Limeira terá cadastro público de agressores após aumento de violência doméstica
Diante do
aumento dos registros de violência contra a mulher em Limeira, a Prefeitura
sancionou uma nova lei que amplia os mecanismos de enfrentamento a esse tipo de
crime no município. A Lei nº 7.263, sancionada no dia 13 de janeiro de 2026,
cria o Cadastro Municipal de Agressores de Mulheres condenados com base na Lei
Maria da Penha.
A
iniciativa surge em um cenário considerado preocupante por autoridades e
entidades ligadas à defesa dos direitos das mulheres. Casos de agressões
físicas, psicológicas e ameaças têm sido recorrentes na cidade, reforçando a
necessidade de ações mais efetivas de prevenção, fiscalização e proteção às
vítimas.
De
autoria da vereadora Mariana Silva Calsa, a legislação prevê a criação de um
banco de dados de consulta pública com informações de homens condenados, com
sentença transitada em julgado, por crimes previstos na Lei Maria da Penha (Lei
Federal nº 11.340/2006). O cadastro permitirá a visualização do nome e da foto
dos agressores enquanto durar o cumprimento da pena.
Também constarão no sistema dados como idade do agressor e
da vítima, grau de parentesco ou relação entre eles e as circunstâncias do
crime. As informações completas ficarão disponíveis apenas para autoridades
policiais e órgãos de segurança pública, com a identidade das vítimas
preservada, podendo ser revelada somente mediante autorização judicial.
Em entrevista à Gazeta de Limeira, a
vereadora Mariana Calsa afirmou que a criação do cadastro representa um avanço
no enfrentamento à violência contra a mulher no município, diante do número
elevado de casos registrados.
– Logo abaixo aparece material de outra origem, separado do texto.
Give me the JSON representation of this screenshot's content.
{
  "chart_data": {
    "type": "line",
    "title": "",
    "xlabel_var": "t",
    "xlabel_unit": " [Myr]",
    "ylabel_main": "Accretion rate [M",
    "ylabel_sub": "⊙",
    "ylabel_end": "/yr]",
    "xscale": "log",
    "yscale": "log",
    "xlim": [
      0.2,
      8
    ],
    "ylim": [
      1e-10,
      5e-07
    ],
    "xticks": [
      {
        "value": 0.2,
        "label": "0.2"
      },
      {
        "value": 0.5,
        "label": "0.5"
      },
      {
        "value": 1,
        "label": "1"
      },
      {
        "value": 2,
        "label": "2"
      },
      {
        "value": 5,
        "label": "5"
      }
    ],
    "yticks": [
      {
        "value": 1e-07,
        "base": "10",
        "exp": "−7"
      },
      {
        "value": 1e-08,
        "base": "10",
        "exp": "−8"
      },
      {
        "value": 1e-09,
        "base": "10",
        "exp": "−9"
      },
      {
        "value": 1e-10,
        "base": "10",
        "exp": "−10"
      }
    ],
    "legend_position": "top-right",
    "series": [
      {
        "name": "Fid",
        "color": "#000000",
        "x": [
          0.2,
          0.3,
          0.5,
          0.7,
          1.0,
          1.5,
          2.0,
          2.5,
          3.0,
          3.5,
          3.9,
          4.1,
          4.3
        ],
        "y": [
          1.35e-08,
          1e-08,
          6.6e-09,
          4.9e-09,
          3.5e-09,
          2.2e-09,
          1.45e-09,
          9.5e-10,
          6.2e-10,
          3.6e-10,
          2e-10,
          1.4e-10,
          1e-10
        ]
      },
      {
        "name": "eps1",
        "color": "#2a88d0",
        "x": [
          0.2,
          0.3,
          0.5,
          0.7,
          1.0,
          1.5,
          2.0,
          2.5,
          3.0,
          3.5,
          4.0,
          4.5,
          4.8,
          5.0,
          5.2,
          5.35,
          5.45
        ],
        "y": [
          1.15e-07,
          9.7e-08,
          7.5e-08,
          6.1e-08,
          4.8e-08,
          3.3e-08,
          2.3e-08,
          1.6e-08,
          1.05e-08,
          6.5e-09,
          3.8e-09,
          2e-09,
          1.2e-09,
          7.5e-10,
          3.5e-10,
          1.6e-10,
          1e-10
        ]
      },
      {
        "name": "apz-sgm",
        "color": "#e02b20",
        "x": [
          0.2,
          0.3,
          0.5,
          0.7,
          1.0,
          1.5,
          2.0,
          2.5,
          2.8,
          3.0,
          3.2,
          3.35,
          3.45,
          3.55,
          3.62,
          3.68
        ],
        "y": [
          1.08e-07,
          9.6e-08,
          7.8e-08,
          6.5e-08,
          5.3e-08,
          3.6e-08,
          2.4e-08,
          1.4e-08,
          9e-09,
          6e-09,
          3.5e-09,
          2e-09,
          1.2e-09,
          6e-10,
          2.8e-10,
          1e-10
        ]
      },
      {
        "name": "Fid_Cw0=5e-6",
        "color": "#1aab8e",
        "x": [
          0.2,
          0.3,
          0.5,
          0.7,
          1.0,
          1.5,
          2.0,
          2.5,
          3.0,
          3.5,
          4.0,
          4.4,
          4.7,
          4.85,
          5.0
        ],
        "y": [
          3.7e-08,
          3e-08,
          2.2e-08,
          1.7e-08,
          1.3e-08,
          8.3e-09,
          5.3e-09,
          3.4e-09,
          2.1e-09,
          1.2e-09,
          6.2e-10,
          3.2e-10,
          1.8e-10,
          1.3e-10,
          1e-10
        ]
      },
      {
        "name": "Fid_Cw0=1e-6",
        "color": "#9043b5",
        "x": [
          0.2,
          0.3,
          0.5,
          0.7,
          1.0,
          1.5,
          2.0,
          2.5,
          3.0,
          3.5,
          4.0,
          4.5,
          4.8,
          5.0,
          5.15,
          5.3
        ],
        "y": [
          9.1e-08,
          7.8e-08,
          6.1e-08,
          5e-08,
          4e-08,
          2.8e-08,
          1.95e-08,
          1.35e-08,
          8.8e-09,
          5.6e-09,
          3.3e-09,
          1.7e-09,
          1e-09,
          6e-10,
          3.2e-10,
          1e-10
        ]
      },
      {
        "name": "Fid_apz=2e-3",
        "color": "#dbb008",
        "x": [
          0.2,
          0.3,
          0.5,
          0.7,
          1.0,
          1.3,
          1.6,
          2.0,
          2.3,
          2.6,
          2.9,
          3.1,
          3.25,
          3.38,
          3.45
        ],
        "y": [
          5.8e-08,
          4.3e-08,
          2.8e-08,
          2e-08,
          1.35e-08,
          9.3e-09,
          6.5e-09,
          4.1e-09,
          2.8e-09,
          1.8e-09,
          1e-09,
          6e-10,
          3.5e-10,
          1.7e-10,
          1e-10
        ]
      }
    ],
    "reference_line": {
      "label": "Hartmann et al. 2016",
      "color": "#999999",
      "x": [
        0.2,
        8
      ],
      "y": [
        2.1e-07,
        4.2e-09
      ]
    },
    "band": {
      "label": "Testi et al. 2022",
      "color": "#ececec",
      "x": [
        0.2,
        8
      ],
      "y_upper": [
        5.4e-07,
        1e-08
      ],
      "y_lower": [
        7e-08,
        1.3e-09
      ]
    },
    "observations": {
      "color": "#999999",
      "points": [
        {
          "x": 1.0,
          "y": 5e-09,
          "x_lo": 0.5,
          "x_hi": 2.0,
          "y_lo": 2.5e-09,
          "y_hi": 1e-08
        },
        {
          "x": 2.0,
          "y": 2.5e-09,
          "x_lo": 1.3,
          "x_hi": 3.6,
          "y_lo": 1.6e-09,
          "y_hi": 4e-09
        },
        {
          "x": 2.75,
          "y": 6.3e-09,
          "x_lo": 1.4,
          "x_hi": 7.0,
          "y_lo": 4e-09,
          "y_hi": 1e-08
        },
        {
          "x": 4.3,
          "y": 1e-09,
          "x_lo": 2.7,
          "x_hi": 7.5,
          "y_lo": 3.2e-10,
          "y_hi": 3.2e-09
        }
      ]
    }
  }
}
Segundo ela, a ferramenta permitirá o
monitoramento dos condenados, ajudando a prevenir a reincidência e a ampliar a
segurança das vítimas, além de contribuir para o fortalecimento das políticas
públicas de proteção.
A regulamentação e a
gestão do cadastro ficarão sob responsabilidade do Poder Executivo, por meio
dos órgãos municipais competentes. A nova lei entra em vigor após
regulamentação e será custeada com recursos do orçamento vigente.